America’s Oldest Juvenile Lifer Is A Black Man Who Was Released In Philadelphia After 68 Years In Prison!
TheRoot.com, By Zach Linly, Posted February 25th 2021
It should surprise absolutely no one that America’s oldest and longest-serving juvenile offender is a Black man.
Joe Ligon was 15 years old when he received a life sentence in Philadelphia for his involvement in a series of robberies and assaults that left two people dead—people he has always denied killing while admitting that he was involved in the other crimes with other teens. He was sentenced in 1953, but even in 2021, it’s easy to imagine a judge deciding a Black child should spend the rest of his life behind bars, whether he himself killed anyone or not. On February 11, 2021, Ligon, at 83 years old, walked out of Montgomery County’s State Correctional Institution Phoenix after being imprisoned for 68 years.

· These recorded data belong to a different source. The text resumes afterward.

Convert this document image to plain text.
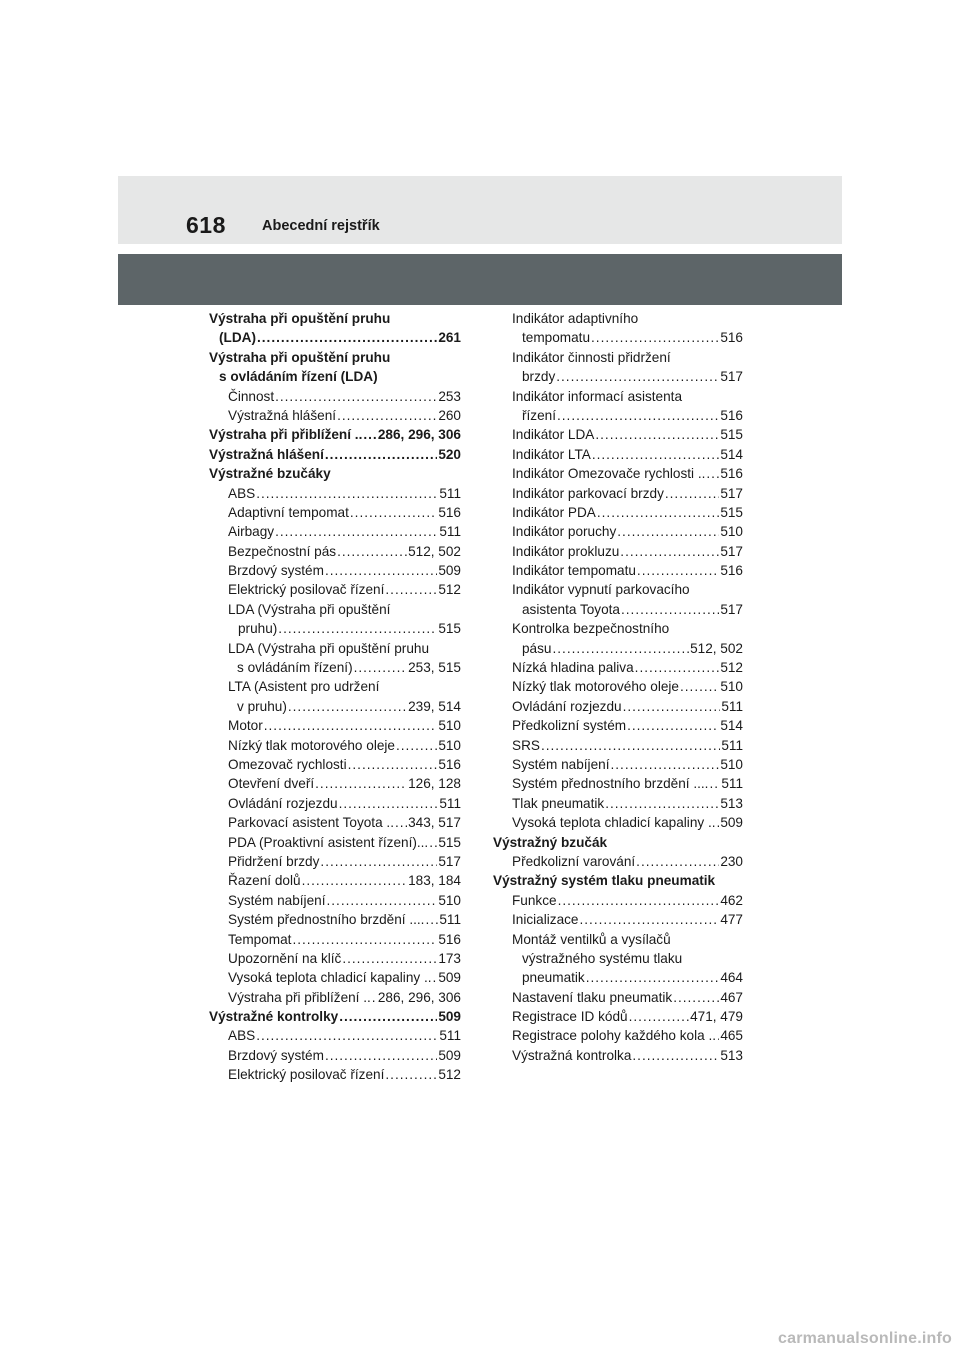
618 Abecední rejstřík
Výstraha při opuštění pruhu
(LDA) .....	261
Výstraha při opuštění pruhu
s ovládáním řízení (LDA)
Činnost .....	253
Výstražná hlášení .....	260
Výstraha při přiblížení .. ..... 286, 296, 306
Výstražná hlášení .....	520
Výstražné bzučáky
ABS .....	511
Adaptivní tempomat .....	516
Airbagy .....	511
Bezpečnostní pás .....	512, 502
Brzdový systém .....	509
Elektrický posilovač řízení .....	512
LDA (Výstraha při opuštění
pruhu) .....	515
LDA (Výstraha při opuštění pruhu
s ovládáním řízení) .....	253, 515
LTA (Asistent pro udržení
v pruhu) .....	239, 514
Motor .....	510
Nízký tlak motorového oleje .....	510
Omezovač rychlosti .....	516
Otevření dveří .....	126, 128
Ovládání rozjezdu .....	511
Parkovací asistent Toyota .. ..... 343, 517
PDA (Proaktivní asistent řízení)... ..... 515
Přidržení brzdy .....	517
Řazení dolů .....	183, 184
Systém nabíjení .....	510
Systém přednostního brzdění .... ..... 511
Tempomat .....	516
Upozornění na klíč .....	173
Vysoká teplota chladicí kapaliny .. ..... 509
Výstraha při přiblížení .. ..... 286, 296, 306
Výstražné kontrolky .....	509
ABS .....	511
Brzdový systém .....	509
Elektrický posilovač řízení .....	512
Indikátor adaptivního
tempomatu .....	516
Indikátor činnosti přidržení
brzdy .....	517
Indikátor informací asistenta
řízení .....	516
Indikátor LDA .....	515
Indikátor LTA .....	514
Indikátor Omezovače rychlosti .. ..... 516
Indikátor parkovací brzdy .....	517
Indikátor PDA .....	515
Indikátor poruchy .....	510
Indikátor prokluzu .....	517
Indikátor tempomatu .....	516
Indikátor vypnutí parkovacího
asistenta Toyota .....	517
Kontrolka bezpečnostního
pásu .....	512, 502
Nízká hladina paliva .....	512
Nízký tlak motorového oleje .....	510
Ovládání rozjezdu .....	511
Předkolizní systém .....	514
SRS .....	511
Systém nabíjení .....	510
Systém přednostního brzdění .... ..... 511
Tlak pneumatik .....	513
Vysoká teplota chladicí kapaliny .. ..... 509
Výstražný bzučák
Předkolizní varování .....	230
Výstražný systém tlaku pneumatik
Funkce .....	462
Inicializace .....	477
Montáž ventilků a vysílačů
výstražného systému tlaku
pneumatik .....	464
Nastavení tlaku pneumatik .....	467
Registrace ID kódů .....	471, 479
Registrace polohy každého kola .. ..... 465
Výstražná kontrolka .....	513
carmanualsonline.info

Ligon—who is originally from Alabama—pleaded guilty to two counts of first-degree murder, but said he felt he got “scapegoated as an out-of-towner,” The Hill reports. Thankfully, a 2012 Supreme Court decision put him on the path to freedom.
From the Philadelphia Inquirer:
After the U.S. Supreme Court ruled that automatic life terms for kids are cruel and unusual, he was one of more than 500 Pennsylvania prisoners all resentenced to terms contingent on lifetime parole.
But Ligon, resentenced to 35 years to life in 2017, rejected the very idea of parole after nearly seven decades in prison.
“I like to be free,” he said. “With parole, you got to see the parole people every so often. You can’t leave the city without permission from parole. That’s part of freedom for me.”
Other prisoners tried to coax him out into the free world. John Pace, a former juvenile lifer and now a reentry coordinator for the Youth Sentencing & Reentry Project, recalled a fruitless visit to the prison with a group of other ex-lifers. “If you want to fight, fight it when you get out,” he counseled Ligon at the time.
But Ligon refused to apply for parole, let alone take any required programs.
So, according to the Inquirer, Bradley Bridge—an attorney with the Defender Association of Philadelphia who represents Ligon—spent another three years fighting to get his client released with time served until he finally won in federal court by arguing that the “constitution requires that the entire sentence, both the minimum and maximum terms imposed on a juvenile, be individualized—and a one size fits all cannot pass constitutional muster.”
Because the Philadelphia District Attorney’s Office agreed with Bridge’s argument, a U.S. district judge for the Eastern District of Pennsylvania ordered on Nov. 13, 2020, that Ligon was either to be resentenced or released within 90 days. The clock ran out on that 90-day window Thursday and Ligon became a free man.